Para instruktutur pun merupakan orang yang sudah berpengalaman di daerah konflik nyata, yang berbagi pengalaman dengan para peserta pelatihan. Dalam waktu singkat, wartawan harus siap jika ditugaskan meliput perang, konflik dan kerusuhan. Wartawan harus punya persiapan matang jika ditugaskan ke daerah konflik. Agar tidak kelabakan jika menghadapi para korban, wartawan harus punya perencanaan yang matang sebelum berangkat karena memasuki daerah beresiko tinggi. Wartawan harus mengenali daerah tujuan liputan, buat daftar kelengkapan administrasi keberangkatan secara lengkap, seperti Kartu Pers, KTP, Pasport, Visa dan lain-lain. Begitu juga dengan alat P3K dan alat komunikasi harus lebih dari satu.
Wartawan pun mesti punya strategis atau keputusan yang tepat jika menghadapi situasi yang sulit untuk dilakukan. Sayang, apabila banyak jurnalis saat ini tidak punya pengetahuan tentang bagaimana dan apa yang harus dilakukan di daerah konflik ketika ada masalah yang terjadi pada dirinya, seperti di sandera atau ketika ia melihat korban tertembak. Apa yang harus dilakukan oleh seorang wartawan/reporter/kameramen dalam situasi seperti itu.
Menurut hasil penelitian AJI, selama ini banyak media di Indonesia memberangkatkan wartawannya untuk bertugas ke garis depan peliputan berbahaya seperti kerusuhan massal, bencana, perang dan lainnya hanya dengan pengarahan singkat dan pembekalan seadanya.
Terutama, pembekalan mental dan pengetahuan bertahan hidup (survival) yang sangat minim. Padahal dalam liputan berbahaya semacam itu, media maupun wartawan sudah harus menghitung semua resiko dan memastikan bahwa wartawan tersebut bisa pulang dengan berita eksklusif dan tetap hidup.

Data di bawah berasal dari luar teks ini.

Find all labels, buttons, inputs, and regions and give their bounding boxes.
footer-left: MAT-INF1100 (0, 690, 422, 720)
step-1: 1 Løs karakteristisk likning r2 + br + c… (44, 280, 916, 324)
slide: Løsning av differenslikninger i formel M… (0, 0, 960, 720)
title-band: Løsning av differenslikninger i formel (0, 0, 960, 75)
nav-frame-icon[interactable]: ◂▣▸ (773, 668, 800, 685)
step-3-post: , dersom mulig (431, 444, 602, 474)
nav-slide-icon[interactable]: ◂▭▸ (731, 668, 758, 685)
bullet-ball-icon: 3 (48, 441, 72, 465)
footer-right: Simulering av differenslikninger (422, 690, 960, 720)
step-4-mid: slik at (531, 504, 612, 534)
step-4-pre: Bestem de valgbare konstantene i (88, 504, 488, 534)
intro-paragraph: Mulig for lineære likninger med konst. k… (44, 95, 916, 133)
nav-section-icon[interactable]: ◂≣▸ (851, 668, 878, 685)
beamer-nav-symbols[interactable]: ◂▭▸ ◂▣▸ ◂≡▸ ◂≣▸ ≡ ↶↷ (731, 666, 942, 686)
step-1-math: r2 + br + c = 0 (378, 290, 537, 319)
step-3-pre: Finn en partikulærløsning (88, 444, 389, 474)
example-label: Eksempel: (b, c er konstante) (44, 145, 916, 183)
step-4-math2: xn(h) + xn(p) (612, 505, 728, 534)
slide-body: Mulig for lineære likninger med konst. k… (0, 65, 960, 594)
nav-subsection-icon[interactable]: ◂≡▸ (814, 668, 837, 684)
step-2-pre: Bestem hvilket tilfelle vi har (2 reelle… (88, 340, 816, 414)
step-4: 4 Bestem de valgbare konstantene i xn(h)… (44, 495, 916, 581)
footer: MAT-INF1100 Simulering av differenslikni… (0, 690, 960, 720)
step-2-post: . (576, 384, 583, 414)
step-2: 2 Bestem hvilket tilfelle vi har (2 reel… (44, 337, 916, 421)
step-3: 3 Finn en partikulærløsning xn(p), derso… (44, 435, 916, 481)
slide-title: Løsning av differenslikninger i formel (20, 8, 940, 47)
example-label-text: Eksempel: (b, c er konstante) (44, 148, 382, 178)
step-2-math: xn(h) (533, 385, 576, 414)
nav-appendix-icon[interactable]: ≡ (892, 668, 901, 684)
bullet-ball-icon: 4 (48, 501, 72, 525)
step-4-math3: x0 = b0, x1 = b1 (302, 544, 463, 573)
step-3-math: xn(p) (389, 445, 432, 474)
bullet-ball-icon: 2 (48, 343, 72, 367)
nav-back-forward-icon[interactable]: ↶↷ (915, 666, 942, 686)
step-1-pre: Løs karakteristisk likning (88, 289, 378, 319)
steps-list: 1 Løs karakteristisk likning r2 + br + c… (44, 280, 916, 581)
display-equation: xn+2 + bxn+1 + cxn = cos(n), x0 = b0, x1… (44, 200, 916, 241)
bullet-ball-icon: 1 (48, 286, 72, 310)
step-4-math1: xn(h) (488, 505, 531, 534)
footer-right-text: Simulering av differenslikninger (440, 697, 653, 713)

Materi dalam pelatihan semacam ini biasanya juga berisi tentang bagaimana membuat perencanaan peliputan lapangan yang baik, memahami situasi di lapangan dan bersiaga terhadap kemungkinan terburuk, latihan pertolongan pertama pada kecelakaan (P3K), CPR, menangani patah/retak tulang, pendarahan dan luka bakar. Selain itu, bagaimana menurunkan resiko dalam peliputan dengan meningkatkan keamanan pribadi dan lokasi, ladang ranjau dan perangkap, kekacauan, stress pascatrauma dan penanganannya, bertahan dalam kerusuhan massa, dll.
Hikmah dibalik kasus tewasnya kameramen Lativi saat meliput peristiwa musibah Levina I, tentu menjadi sebuah pelajaran berharga dan teramat penting untuk dijadikan bekal pengalaman melangkah ke depan.

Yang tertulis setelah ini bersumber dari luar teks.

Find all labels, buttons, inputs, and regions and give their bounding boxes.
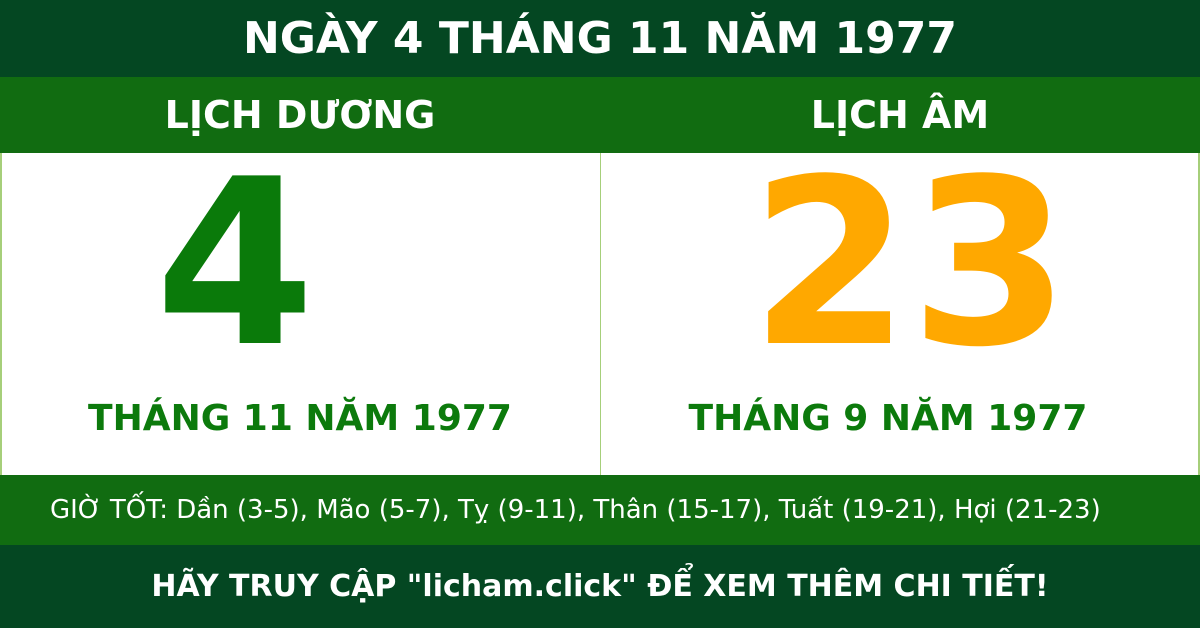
solar-day: 4	[154, 131, 316, 398]
solar-month-year: THÁNG 11 NĂM 1977	[88, 398, 512, 439]
footer-cta: HÃY TRUY CẬP "licham.click" ĐỂ XEM THÊM …	[0, 545, 1200, 628]
good-hours: GIỜ TỐT: Dần (3-5), Mão (5-7), Tỵ (9-11)…	[0, 475, 1200, 545]
lunar-month-year: THÁNG 9 NĂM 1977	[688, 398, 1088, 439]
page-title: NGÀY 4 THÁNG 11 NĂM 1977	[0, 0, 1200, 77]
divider	[600, 153, 601, 475]
header-band	[0, 77, 1200, 153]
solar-heading: LỊCH DƯƠNG	[164, 93, 436, 137]
lunar-heading: LỊCH ÂM	[810, 93, 990, 137]
lunar-day: 23	[749, 131, 1071, 398]
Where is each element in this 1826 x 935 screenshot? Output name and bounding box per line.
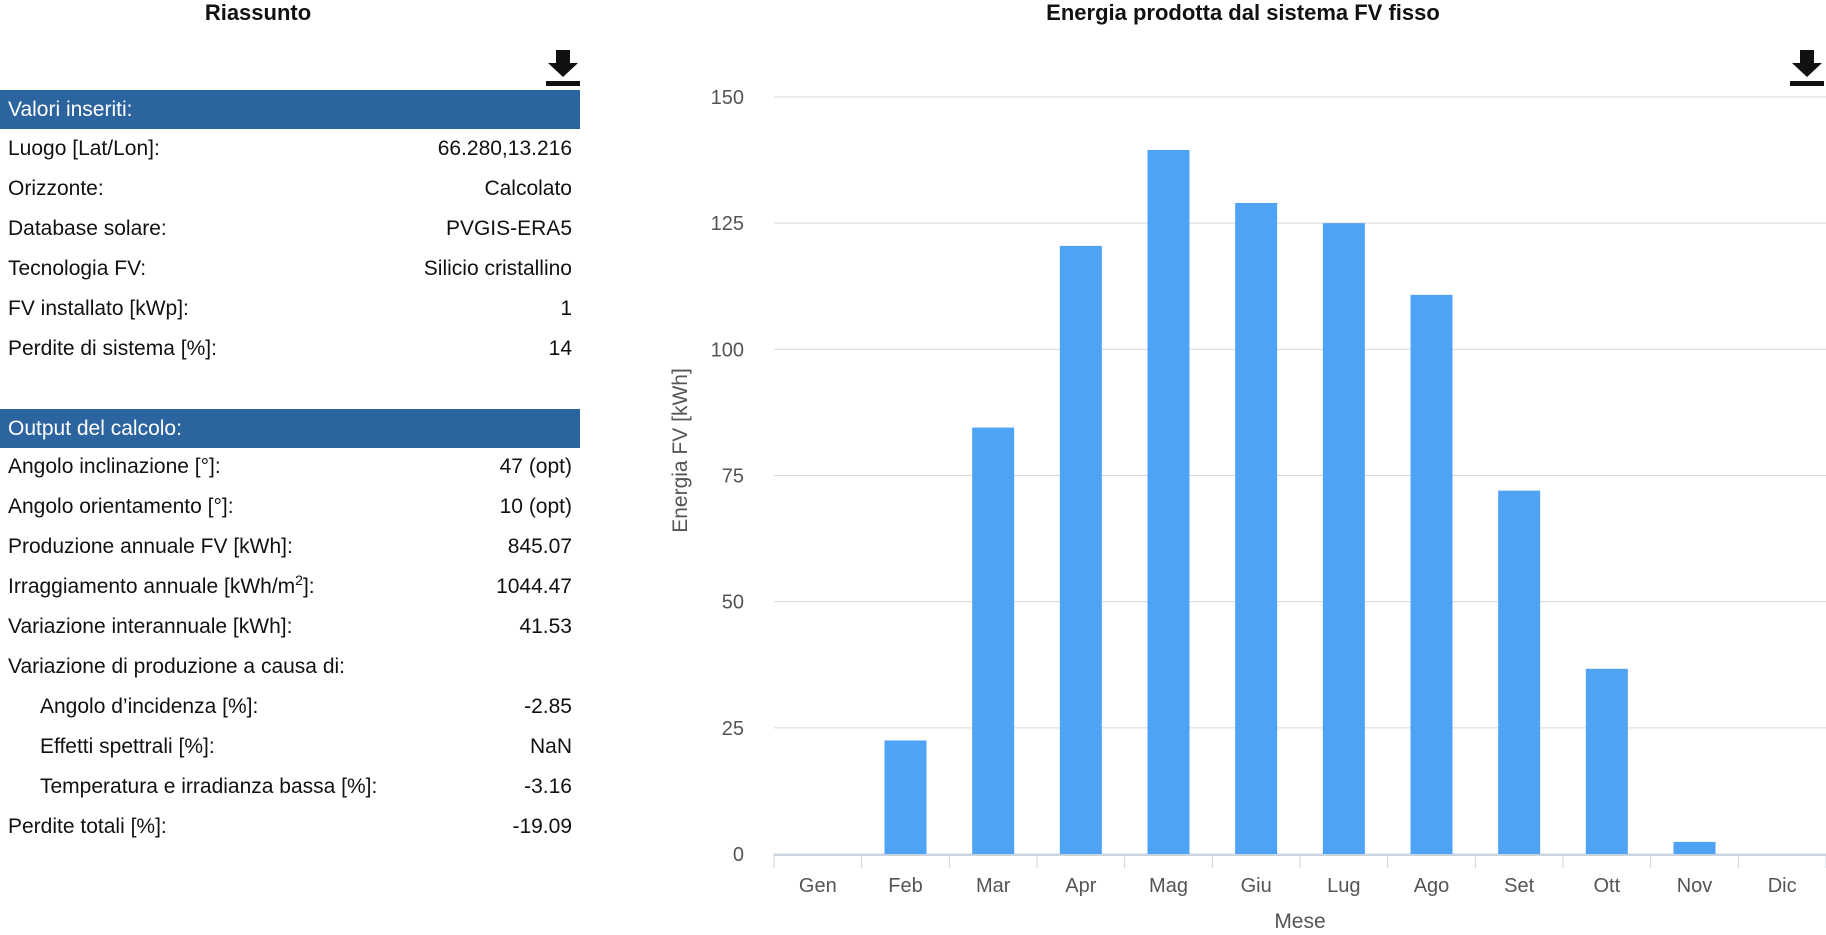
input-row-solar-database: Database solare: PVGIS-ERA5: [0, 209, 580, 249]
row-value: NaN: [529, 735, 572, 758]
output-row-total-loss: Perdite totali [%]: -19.09: [0, 807, 580, 847]
row-value: -3.16: [524, 775, 572, 798]
row-label: Angolo orientamento [°]:: [8, 495, 234, 518]
x-tick-label: Apr: [1065, 875, 1096, 897]
y-tick-label: 25: [722, 718, 744, 740]
row-value: 47 (opt): [499, 455, 572, 478]
output-row-yearly-irradiation: Irraggiamento annuale [kWh/m2]: 1044.47: [0, 567, 580, 607]
row-label: Irraggiamento annuale [kWh/m2]:: [8, 567, 315, 607]
row-value: -19.09: [512, 815, 572, 838]
y-axis-title: Energia FV [kWh]: [669, 368, 692, 533]
input-row-location: Luogo [Lat/Lon]: 66.280,13.216: [0, 129, 580, 169]
row-value: 845.07: [507, 535, 572, 558]
x-tick-label: Lug: [1327, 875, 1360, 897]
row-label: Perdite di sistema [%]:: [8, 337, 217, 360]
x-tick-label: Giu: [1241, 875, 1272, 897]
input-row-system-loss: Perdite di sistema [%]: 14: [0, 329, 580, 369]
row-value: Silicio cristallino: [423, 257, 572, 280]
download-icon[interactable]: [546, 50, 580, 86]
summary-title: Riassunto: [204, 0, 312, 25]
bar: [1147, 149, 1190, 854]
download-icon[interactable]: [1790, 50, 1824, 86]
bar-chart: 0 25 50 75 100 125 150 Gen Feb Mar Apr Mag Giu Lug Ago…: [669, 87, 1826, 933]
bar: [1673, 841, 1716, 854]
outputs-section-header: Output del calcolo:: [0, 409, 580, 448]
row-label: Tecnologia FV:: [8, 257, 147, 280]
x-axis-title: Mese: [1274, 910, 1325, 933]
bar: [1059, 245, 1102, 855]
row-value: 1: [560, 297, 572, 320]
row-label: Effetti spettrali [%]:: [40, 735, 215, 758]
output-row-slope-angle: Angolo inclinazione [°]: 47 (opt): [0, 447, 580, 487]
row-label: FV installato [kWp]:: [8, 297, 189, 320]
row-label: Variazione di produzione a causa di:: [8, 655, 345, 678]
y-tick-label: 150: [711, 87, 744, 109]
x-tick-label: Nov: [1677, 875, 1713, 897]
row-value: -2.85: [524, 695, 572, 718]
inputs-section-header: Valori inseriti:: [0, 90, 580, 129]
bar: [1235, 202, 1278, 855]
row-label: Luogo [Lat/Lon]:: [8, 137, 160, 160]
row-label: Angolo d’incidenza [%]:: [40, 695, 259, 718]
row-value: 41.53: [519, 615, 572, 638]
bar: [1410, 294, 1453, 854]
input-row-installed-power: FV installato [kWp]: 1: [0, 289, 580, 329]
row-label: Database solare:: [8, 217, 167, 240]
row-label: Produzione annuale FV [kWh]:: [8, 535, 293, 558]
x-tick-label: Dic: [1768, 875, 1797, 897]
output-row-spectral-effects: Effetti spettrali [%]: NaN: [0, 727, 580, 767]
row-label: Perdite totali [%]:: [8, 815, 167, 838]
bar: [884, 740, 927, 854]
output-row-aoi-loss: Angolo d’incidenza [%]: -2.85: [0, 687, 580, 727]
output-row-temperature-irradiance-loss: Temperatura e irradianza bassa [%]: -3.1…: [0, 767, 580, 807]
input-row-pv-technology: Tecnologia FV: Silicio cristallino: [0, 249, 580, 289]
label-suffix: ]:: [302, 575, 315, 598]
y-tick-label: 50: [722, 592, 744, 614]
y-tick-label: 0: [733, 844, 744, 866]
y-tick-label: 75: [722, 466, 744, 488]
outputs-list: Angolo inclinazione [°]: 47 (opt) Angolo…: [0, 447, 580, 847]
row-label: Orizzonte:: [8, 177, 104, 200]
row-value: Calcolato: [484, 177, 572, 200]
x-tick-label: Mag: [1149, 875, 1188, 897]
label-prefix: Irraggiamento annuale [kWh/m: [8, 575, 296, 598]
bar: [1498, 490, 1541, 854]
x-tick-label: Gen: [799, 875, 837, 897]
x-tick-label: Set: [1504, 875, 1534, 897]
label-superscript: 2: [295, 572, 303, 588]
bar: [1322, 223, 1365, 854]
output-row-changes-heading: Variazione di produzione a causa di:: [0, 647, 580, 687]
input-row-horizon: Orizzonte: Calcolato: [0, 169, 580, 209]
row-value: 1044.47: [496, 575, 572, 598]
chart-title: Energia prodotta dal sistema FV fisso: [1046, 0, 1440, 25]
row-label: Temperatura e irradianza bassa [%]:: [40, 775, 378, 798]
output-row-yearly-production: Produzione annuale FV [kWh]: 845.07: [0, 527, 580, 567]
x-tick-label: Mar: [976, 875, 1011, 897]
output-row-year-to-year-variability: Variazione interannuale [kWh]: 41.53: [0, 607, 580, 647]
row-value: 14: [548, 337, 572, 360]
x-tick-label: Ott: [1593, 875, 1620, 897]
row-value: 66.280,13.216: [437, 137, 572, 160]
inputs-list: Luogo [Lat/Lon]: 66.280,13.216 Orizzonte…: [0, 129, 580, 369]
row-value: PVGIS-ERA5: [445, 217, 572, 240]
row-label: Angolo inclinazione [°]:: [8, 455, 221, 478]
bar: [1585, 668, 1628, 854]
y-tick-label: 125: [711, 213, 744, 235]
row-label: Variazione interannuale [kWh]:: [8, 615, 293, 638]
x-tick-label: Ago: [1414, 875, 1450, 897]
output-row-azimuth-angle: Angolo orientamento [°]: 10 (opt): [0, 487, 580, 527]
y-tick-label: 100: [711, 339, 744, 361]
bar: [972, 427, 1015, 854]
row-value: 10 (opt): [499, 495, 572, 518]
x-tick-label: Feb: [888, 875, 922, 897]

Betul, bahwa pemirsa ingin sekali menyaksikan gambar-gambar ”hidup” yang menceritakan sebuah peristiwa apa adanya. Betul, bahwa pemirsa ingin mendapatkan gambar-gambar eksklusif yang berisi kisah-kisah tentang perjalanan umat manusia yang tidak pernah disaksikannya. Tapi jangan lupa, bahwa pemirsa televisi jauh lebih mengaharapkan lagi, jika gambar-gambar itu juga dapat disaksikan bersama oleh si pembuat gambarnya.
Jadi, berhati-hatilah ketika merekam sebuah peristiwa, karena Sang Kameramen masih akan terus ditunggu dan ditunggu lagi hasil gambar-gambar eksklusif berikutnya. Selamat jalan kameramen televisi, Sang Jurnalis sejati…….. ****
————————–
(Dede Mulkan, Dosen di Jurusan Ilmu Jurnalistik, Fakultas Ilmu Komunikasi - Unpad)
Keterangan Pengirim Artikel:Nama: dede mulkan,E-mail:
dekans@rad.net.id
Nama Institusi: fikom, Alamat Institusi: jatinangor
Prev: Kebiasaan Membaca Anak, Ada Dimana & Mau Kemana?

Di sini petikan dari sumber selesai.